05. Tool-Calling Agent in LangGraph

Chapter 5 of 18 · 15 min

A tool-calling agent in LangGraph is a node that uses a model with bound tools and loops until the model emits a ToolCall-structured message or a plain text response. LangGraph provides a create_react_agent factory that builds this pattern automatically, but building it by hand clarifies what is happening.

The manual pattern: a llm_with_tools bound model, a routing function that checks if the last message is a ToolMessage, and a while loop inside the node that re-invokes the model when tools are returned. With create_react_agent, this is done for you:

from langgraph.prebuilt import create_react_agent
from langchain_ollama import OllamaLLM

llm = OllamaLLM(model="llama3.2:latest", temperature=0)

tools = [search_web, read_file]

agent_app = create_react_agent(model=llm, tools=tools)

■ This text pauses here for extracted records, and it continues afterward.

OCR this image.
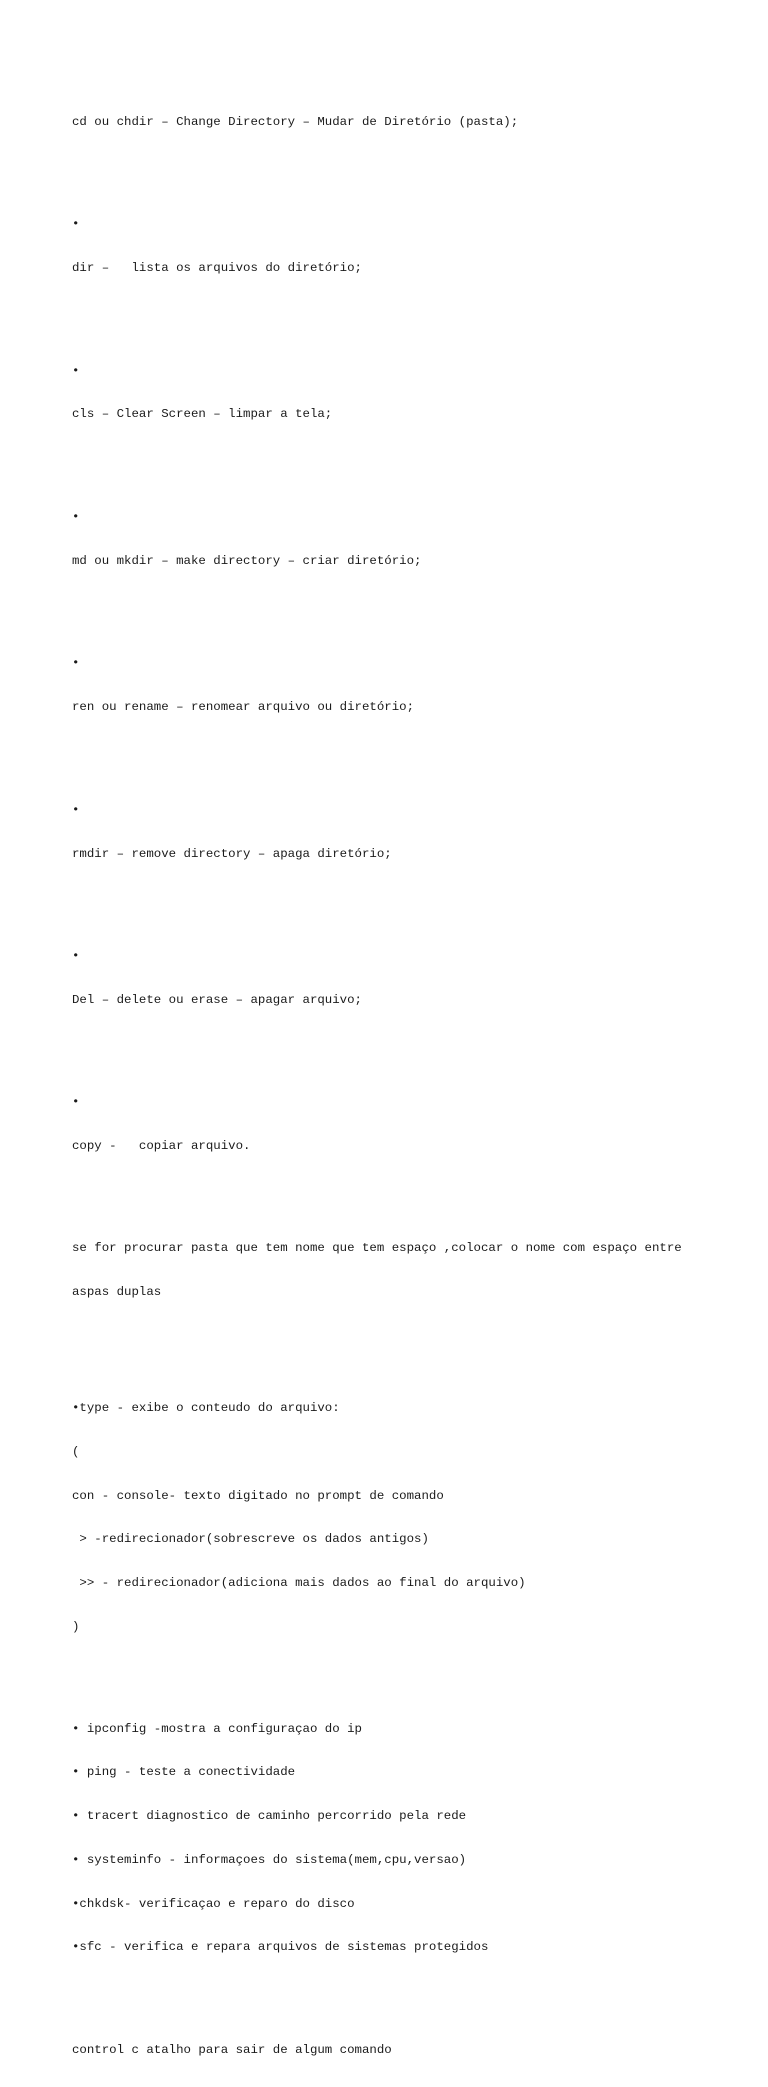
cd ou chdir – Change Directory – Mudar de Diretório (pasta);

•

dir –   lista os arquivos do diretório;

•

cls – Clear Screen – limpar a tela;

•

md ou mkdir – make directory – criar diretório;

•

ren ou rename – renomear arquivo ou diretório;

•

rmdir – remove directory – apaga diretório;

•

Del – delete ou erase – apagar arquivo;

•

copy -   copiar arquivo.

se for procurar pasta que tem nome que tem espaço ,colocar o nome com espaço entre

aspas duplas

•type - exibe o conteudo do arquivo:

(

con - console- texto digitado no prompt de comando

> -redirecionador(sobrescreve os dados antigos)

>> - redirecionador(adiciona mais dados ao final do arquivo)

)

• ipconfig -mostra a configuraçao do ip

• ping - teste a conectividade

• tracert diagnostico de caminho percorrido pela rede

• systeminfo - informaçoes do sistema(mem,cpu,versao)

•chkdsk- verificaçao e reparo do disco

•sfc - verifica e repara arquivos de sistemas protegidos

control c atalho para sair de algum comando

result = agent_app.invoke({
    "messages": [{"role": "user", "content": "Find the Python version in requirements.txt"}]
})

The returned result["messages"] contains the full turn-by-turn exchange including tool calls and tool responses. create_react_agent uses a specific state schema internally (MessagesState) with a tools field. If you need custom fields alongside the built-in message history, use create_react_agent with a custom state class that inherits from MessagesState:

from langgraph.graph import MessagesState

class AgentState(MessagesState):
    task_id: str
    metadata: dict

The failure mode: tools that raise exceptions return a ToolMessage with status="error". The model sees this as a tool result and may retry, loop infinitely, or give up depending on prompt engineering. Always wrap tool implementations in try/except and return informative error strings rather than propagating exceptions.

Local verification checkpoint

Run the smallest example from this chapter in a local workspace and record the package version, runtime, data path, and observed output. If the result depends on model size, vector count, CPU/GPU backend, or available memory, note that constraint beside the exercise so the lesson remains reproducible.

EXERCISE

Create a ReAct agent with a custom AdditionTool that adds two integers. Call it with input "What is 23 + 17?" and inspect the message history to see the tool call and the model's final answer.